Ce mardi 25 novembre, les services publics du Brabant wallon et les enseignants se sont fortement mobilisés à Nivelles, à l’appel de la CSC .
Les centrales de la CSC, Services publics, Enseignement et Transcom étaient présentes. L’objectif : dénoncer les réformes du gouvernement Arizona, jugées dangereuses pour les pensions, les conditions de travail et l’avenir même des services publics.

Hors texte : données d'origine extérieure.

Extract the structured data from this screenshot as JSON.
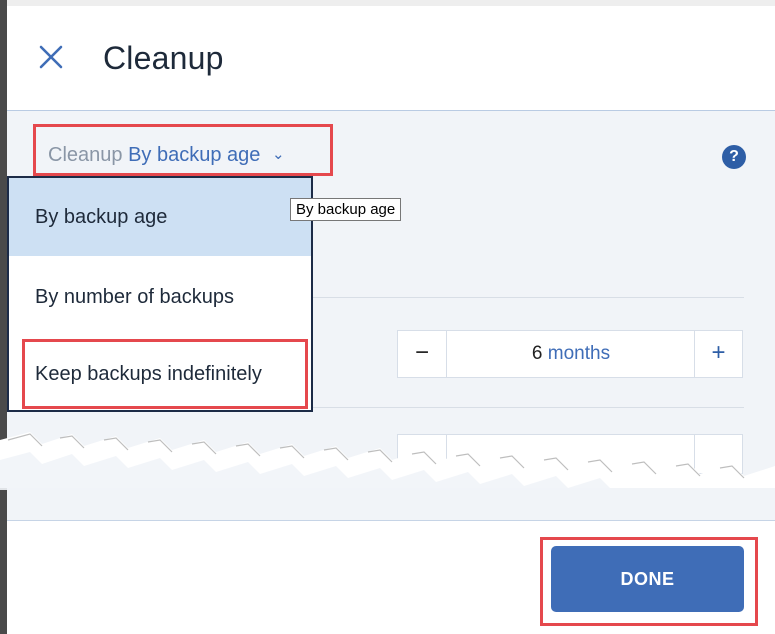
{
  "dialog": {
    "title": "Cleanup",
    "close_icon": "close-icon",
    "help_icon": "help-icon",
    "help_glyph": "?"
  },
  "cleanup_selector": {
    "prefix": "Cleanup",
    "value": "By backup age",
    "chevron": "⌄"
  },
  "dropdown": {
    "items": [
      {
        "label": "By backup age",
        "selected": true
      },
      {
        "label": "By number of backups",
        "selected": false
      },
      {
        "label": "Keep backups indefinitely",
        "selected": false
      }
    ]
  },
  "tooltip": {
    "text": "By backup age"
  },
  "stepper": {
    "minus": "−",
    "value_number": "6",
    "value_unit": "months",
    "plus": "+"
  },
  "footer": {
    "done_label": "DONE"
  },
  "colors": {
    "accent": "#3f6db7",
    "highlight": "#e5484d",
    "selected_item": "#cde0f3"
  }
}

Des mesures jugées inacceptables
Selon les syndicats, plusieurs décisions gouvernementales risquent de fragiliser durablement les services publics : un malus pouvant atteindre 25 % sur les pensions, la transformation des tantièmes, et d’importantes économies imposées à certaines entreprises publiques, dont Bpost, avec moins de personnel et moins de moyens pour assurer un service de qualité. Les réductions d’effectifs dans différents services entraînent une charge de travail accrue pour les agents restants et mettent en péril la continuité et la sécurité des missions publiques. Xavier Lorent, Secrétaire permanent intersectoriel CSC, explique : "Malgré l’accord budgétaire récent, ces mesures sont vécues comme une provocation. Les services publics sont déjà sous pression, et ces réformes ne feront qu’aggraver les choses. Le socle d’une société solidaire repose sur un service public fort. Or, avec moins de moyens et moins de personnel, on alourdit la charge de travail et on donne l’impression que les services sont mal rendus, ce qui pourrait servir d’excuse pour tenter de les privatiser."
Une situation critique chez Bpost
Geoffrey Neetens, représentant CSC Transcom pour Bpost, tire la sonnette d’alarme : "La situation devient de plus en plus compliquée. La mise en concurrence avec les transporteurs privés dégrade nos conditions de travail. On est pressés comme des citrons, avec moins d’agents et beaucoup de CDD non renouvelés. Le malus pension et l’allongement de la carrière jusqu’à 67 ans compliquent énormément les choses. On ne se sent pas écoutés, alors que l’humain devrait être l’outil principal dans notre métier."
Un appel à la reconnaissance et au respect des travailleurs
Pour les syndicats, il s’agit de protéger la population tout en défendant les travailleurs. La dégradation des services publics, selon eux, aura des conséquences directes pour les citoyens : moins de sécurité, moins de confort, des services parfois interrompus ou inefficaces.
Une mobilisation symbolique et concrète
Les enseignants présents à Nivelles ont également souligné la nécessité de protéger l’école de demain. Une chaîne humaine a ensuite été organisée autour de l'institut du Sacré-Cœur pour symboliser la protection des services publics et l'école de demain.
Le message des syndicats est clair : "Il est temps de dire stop aux mesures d’austérité et de défendre un service public accessible et de qualité pour tous."